Donne's "doubt" was a call to redouble his faith, not enshrine his skepticism. I still think faith is the way to go. It's just way less fashionable.

No response yet to the sewer stuff. Maybe later.

 
posted by [identity profile] keswindhover.livejournal.com at 09:03pm on 09/01/2004
Kes insisted I use that (highly misleading) title, just because I happened to mention that I've been sitting in front of the computer in my nightgown all day...

Peignoir, you said!

And I was talking to Jonesie earlier, and we agreed you can't divide the mind from the body - even as a convenience when discussing philosophy or psychology. That said, I think you may have a point here:

Rather than a long subjection of the body to the spirit, it might be said that we are on the return swing of the pendulum, responding to decades of emphasis on the body as the definition of humanity and the spirit as a somewhat old-fashioned and unscientific notion that no one needs to worry about.

People are very concerned about the question of what life is for.
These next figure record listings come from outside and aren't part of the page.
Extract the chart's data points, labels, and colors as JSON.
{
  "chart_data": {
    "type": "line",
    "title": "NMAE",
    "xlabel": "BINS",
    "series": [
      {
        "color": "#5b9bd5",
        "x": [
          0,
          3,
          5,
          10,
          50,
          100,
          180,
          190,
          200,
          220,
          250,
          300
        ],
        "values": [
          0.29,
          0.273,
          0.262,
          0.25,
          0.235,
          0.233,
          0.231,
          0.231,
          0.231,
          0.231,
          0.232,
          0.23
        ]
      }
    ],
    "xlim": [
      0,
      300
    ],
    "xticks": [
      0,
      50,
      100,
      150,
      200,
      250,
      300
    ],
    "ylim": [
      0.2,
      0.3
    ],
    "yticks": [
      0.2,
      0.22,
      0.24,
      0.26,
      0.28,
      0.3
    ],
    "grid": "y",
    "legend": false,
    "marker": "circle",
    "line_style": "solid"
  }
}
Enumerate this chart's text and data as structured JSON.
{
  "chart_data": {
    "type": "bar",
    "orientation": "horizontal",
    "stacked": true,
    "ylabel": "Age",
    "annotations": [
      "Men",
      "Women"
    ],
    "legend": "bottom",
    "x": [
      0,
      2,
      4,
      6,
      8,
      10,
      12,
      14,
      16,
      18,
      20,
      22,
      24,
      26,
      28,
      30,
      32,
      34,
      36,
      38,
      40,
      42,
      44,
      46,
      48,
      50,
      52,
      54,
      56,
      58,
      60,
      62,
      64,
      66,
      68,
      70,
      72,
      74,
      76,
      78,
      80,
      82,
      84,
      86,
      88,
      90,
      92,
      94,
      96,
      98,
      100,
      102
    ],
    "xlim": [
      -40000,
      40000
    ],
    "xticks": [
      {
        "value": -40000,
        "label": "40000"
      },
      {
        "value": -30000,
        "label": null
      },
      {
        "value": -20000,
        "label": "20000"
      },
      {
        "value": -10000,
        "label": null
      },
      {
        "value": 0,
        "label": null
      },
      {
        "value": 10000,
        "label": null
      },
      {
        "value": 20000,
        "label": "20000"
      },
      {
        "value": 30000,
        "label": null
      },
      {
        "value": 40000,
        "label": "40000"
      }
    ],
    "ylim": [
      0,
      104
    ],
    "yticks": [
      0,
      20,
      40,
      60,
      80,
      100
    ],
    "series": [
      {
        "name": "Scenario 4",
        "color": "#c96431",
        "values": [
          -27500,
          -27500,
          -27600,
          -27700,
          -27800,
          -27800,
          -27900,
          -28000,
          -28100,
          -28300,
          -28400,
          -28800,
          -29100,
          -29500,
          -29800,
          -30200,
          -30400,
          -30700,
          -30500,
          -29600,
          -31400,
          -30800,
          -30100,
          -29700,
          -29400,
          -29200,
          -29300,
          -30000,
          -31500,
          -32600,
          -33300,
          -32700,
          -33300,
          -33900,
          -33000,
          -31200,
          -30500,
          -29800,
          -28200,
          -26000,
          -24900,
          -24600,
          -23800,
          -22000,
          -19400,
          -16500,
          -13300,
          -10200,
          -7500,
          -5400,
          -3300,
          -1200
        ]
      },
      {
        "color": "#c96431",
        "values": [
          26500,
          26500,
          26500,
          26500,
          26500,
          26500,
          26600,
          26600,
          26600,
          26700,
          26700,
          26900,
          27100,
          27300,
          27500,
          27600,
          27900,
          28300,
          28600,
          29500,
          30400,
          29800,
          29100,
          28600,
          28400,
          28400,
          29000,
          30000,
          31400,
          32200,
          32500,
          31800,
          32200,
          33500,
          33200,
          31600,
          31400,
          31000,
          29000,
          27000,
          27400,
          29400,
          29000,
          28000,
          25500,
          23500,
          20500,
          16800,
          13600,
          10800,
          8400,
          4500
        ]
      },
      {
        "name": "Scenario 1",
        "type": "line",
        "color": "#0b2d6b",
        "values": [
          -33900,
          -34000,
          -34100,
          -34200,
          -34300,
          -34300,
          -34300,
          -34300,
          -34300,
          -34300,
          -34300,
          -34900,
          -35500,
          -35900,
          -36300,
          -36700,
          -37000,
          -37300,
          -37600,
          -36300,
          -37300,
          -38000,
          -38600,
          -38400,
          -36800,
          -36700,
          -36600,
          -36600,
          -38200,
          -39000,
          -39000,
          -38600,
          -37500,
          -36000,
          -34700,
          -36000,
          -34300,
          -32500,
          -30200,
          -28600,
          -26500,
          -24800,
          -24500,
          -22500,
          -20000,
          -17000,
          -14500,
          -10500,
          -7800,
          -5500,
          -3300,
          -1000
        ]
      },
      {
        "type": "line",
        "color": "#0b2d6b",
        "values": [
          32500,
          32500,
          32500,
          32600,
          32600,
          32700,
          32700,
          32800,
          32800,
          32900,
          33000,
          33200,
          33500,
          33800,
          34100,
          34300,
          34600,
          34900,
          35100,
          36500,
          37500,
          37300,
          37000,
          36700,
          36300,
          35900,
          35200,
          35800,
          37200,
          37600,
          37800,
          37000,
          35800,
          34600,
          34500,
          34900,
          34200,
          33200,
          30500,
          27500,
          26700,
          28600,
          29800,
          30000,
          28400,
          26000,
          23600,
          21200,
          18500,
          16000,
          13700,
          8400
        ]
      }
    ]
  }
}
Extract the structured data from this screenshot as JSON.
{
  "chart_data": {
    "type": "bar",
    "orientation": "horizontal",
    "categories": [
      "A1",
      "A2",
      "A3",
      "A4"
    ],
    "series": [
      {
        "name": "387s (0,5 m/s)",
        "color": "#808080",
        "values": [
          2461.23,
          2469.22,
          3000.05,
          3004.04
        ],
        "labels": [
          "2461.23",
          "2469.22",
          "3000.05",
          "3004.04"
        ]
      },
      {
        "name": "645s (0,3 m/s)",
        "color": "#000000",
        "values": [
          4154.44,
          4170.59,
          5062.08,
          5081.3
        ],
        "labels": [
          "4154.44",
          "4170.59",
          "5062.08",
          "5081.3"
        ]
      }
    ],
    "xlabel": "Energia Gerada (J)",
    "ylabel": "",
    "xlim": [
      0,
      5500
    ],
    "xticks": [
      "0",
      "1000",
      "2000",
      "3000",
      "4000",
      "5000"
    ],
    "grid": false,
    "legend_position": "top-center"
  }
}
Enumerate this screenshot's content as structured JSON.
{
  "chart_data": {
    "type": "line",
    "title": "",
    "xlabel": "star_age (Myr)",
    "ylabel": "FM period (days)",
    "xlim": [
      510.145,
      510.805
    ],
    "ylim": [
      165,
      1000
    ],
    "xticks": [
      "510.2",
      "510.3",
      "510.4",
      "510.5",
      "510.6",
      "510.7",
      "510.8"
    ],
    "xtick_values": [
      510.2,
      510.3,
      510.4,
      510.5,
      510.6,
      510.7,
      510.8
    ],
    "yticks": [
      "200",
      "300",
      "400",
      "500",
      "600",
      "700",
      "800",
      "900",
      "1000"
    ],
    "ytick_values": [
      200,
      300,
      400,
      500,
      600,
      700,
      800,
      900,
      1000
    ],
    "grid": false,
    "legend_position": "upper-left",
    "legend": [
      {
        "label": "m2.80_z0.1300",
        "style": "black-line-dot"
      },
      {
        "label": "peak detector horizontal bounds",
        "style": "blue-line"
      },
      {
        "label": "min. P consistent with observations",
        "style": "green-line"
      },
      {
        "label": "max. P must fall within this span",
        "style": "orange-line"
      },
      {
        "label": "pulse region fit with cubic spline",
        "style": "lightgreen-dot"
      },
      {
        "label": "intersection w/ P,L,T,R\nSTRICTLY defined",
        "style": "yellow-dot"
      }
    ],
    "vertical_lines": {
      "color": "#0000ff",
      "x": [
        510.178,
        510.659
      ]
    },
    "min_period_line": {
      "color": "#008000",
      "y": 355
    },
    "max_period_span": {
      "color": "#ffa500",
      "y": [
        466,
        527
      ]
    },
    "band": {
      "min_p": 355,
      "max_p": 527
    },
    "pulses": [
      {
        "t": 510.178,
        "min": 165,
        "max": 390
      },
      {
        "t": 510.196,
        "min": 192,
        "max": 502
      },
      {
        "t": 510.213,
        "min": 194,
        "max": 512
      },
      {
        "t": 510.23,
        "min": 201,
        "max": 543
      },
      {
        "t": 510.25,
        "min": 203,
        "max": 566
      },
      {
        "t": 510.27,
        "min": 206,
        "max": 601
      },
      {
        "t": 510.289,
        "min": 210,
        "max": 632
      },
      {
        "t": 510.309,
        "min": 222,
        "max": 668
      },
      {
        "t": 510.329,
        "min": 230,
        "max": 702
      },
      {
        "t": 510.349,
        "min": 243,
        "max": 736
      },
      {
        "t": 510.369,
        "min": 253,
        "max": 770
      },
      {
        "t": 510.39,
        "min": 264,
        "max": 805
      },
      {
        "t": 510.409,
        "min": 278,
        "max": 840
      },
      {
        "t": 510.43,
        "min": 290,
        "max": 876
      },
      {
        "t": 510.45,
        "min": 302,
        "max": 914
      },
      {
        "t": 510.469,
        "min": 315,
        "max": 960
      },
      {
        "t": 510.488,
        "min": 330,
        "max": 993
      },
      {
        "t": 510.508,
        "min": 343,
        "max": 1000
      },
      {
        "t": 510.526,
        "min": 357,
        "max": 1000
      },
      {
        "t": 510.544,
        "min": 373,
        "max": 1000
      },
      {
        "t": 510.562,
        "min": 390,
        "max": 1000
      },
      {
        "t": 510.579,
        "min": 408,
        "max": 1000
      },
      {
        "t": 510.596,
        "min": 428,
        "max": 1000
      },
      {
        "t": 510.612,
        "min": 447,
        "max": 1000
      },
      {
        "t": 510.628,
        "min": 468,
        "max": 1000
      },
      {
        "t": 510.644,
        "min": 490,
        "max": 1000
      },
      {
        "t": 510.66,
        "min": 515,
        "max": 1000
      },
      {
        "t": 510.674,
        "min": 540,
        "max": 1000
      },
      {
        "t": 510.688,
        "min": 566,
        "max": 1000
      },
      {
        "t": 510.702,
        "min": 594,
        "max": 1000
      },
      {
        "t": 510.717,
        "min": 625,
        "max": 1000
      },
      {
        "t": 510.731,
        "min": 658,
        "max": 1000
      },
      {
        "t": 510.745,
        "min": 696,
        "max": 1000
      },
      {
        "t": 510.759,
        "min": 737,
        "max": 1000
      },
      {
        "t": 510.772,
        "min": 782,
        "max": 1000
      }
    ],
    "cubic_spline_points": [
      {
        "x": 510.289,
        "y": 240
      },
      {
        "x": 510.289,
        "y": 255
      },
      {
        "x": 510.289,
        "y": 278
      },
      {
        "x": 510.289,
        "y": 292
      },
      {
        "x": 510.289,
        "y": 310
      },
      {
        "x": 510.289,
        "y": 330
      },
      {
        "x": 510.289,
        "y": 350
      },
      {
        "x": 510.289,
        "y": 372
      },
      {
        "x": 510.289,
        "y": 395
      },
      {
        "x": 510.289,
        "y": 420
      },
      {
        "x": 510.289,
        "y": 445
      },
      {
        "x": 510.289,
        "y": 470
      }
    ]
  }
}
Whether they think of it in terms of 'spirit', or 'mind'.
 
posted by [identity profile] revdorothyl.livejournal.com at 09:10pm on 09/01/2004
One of the hazards of recycling ideas and quotes from earlier coursework is that I may give the impression that I've accepted ideas or philosophical distinctions that I was only endeavoring to prove to the professor I had read and understood (so I could hurry up and get on to the fun part of the paper where I talk about the movie and the novel, etc., using whatever terminology the theorist under discussion had used).

Let me be clear that I, personally, do not accept that mind and body can be differentiated or separated from one another. I agree that we are integral beings, needing all our various aspects and parts working together in order to become the persons we're meant to be.

Still, I'm very grateful to you and Jonesie for pointing out the misleading impressions I was giving. It's good to know that you pay enough attention to what I write and care enough to question my unsupported assumptions, etc.

Thanks for keeping me on my toes, honored sisters!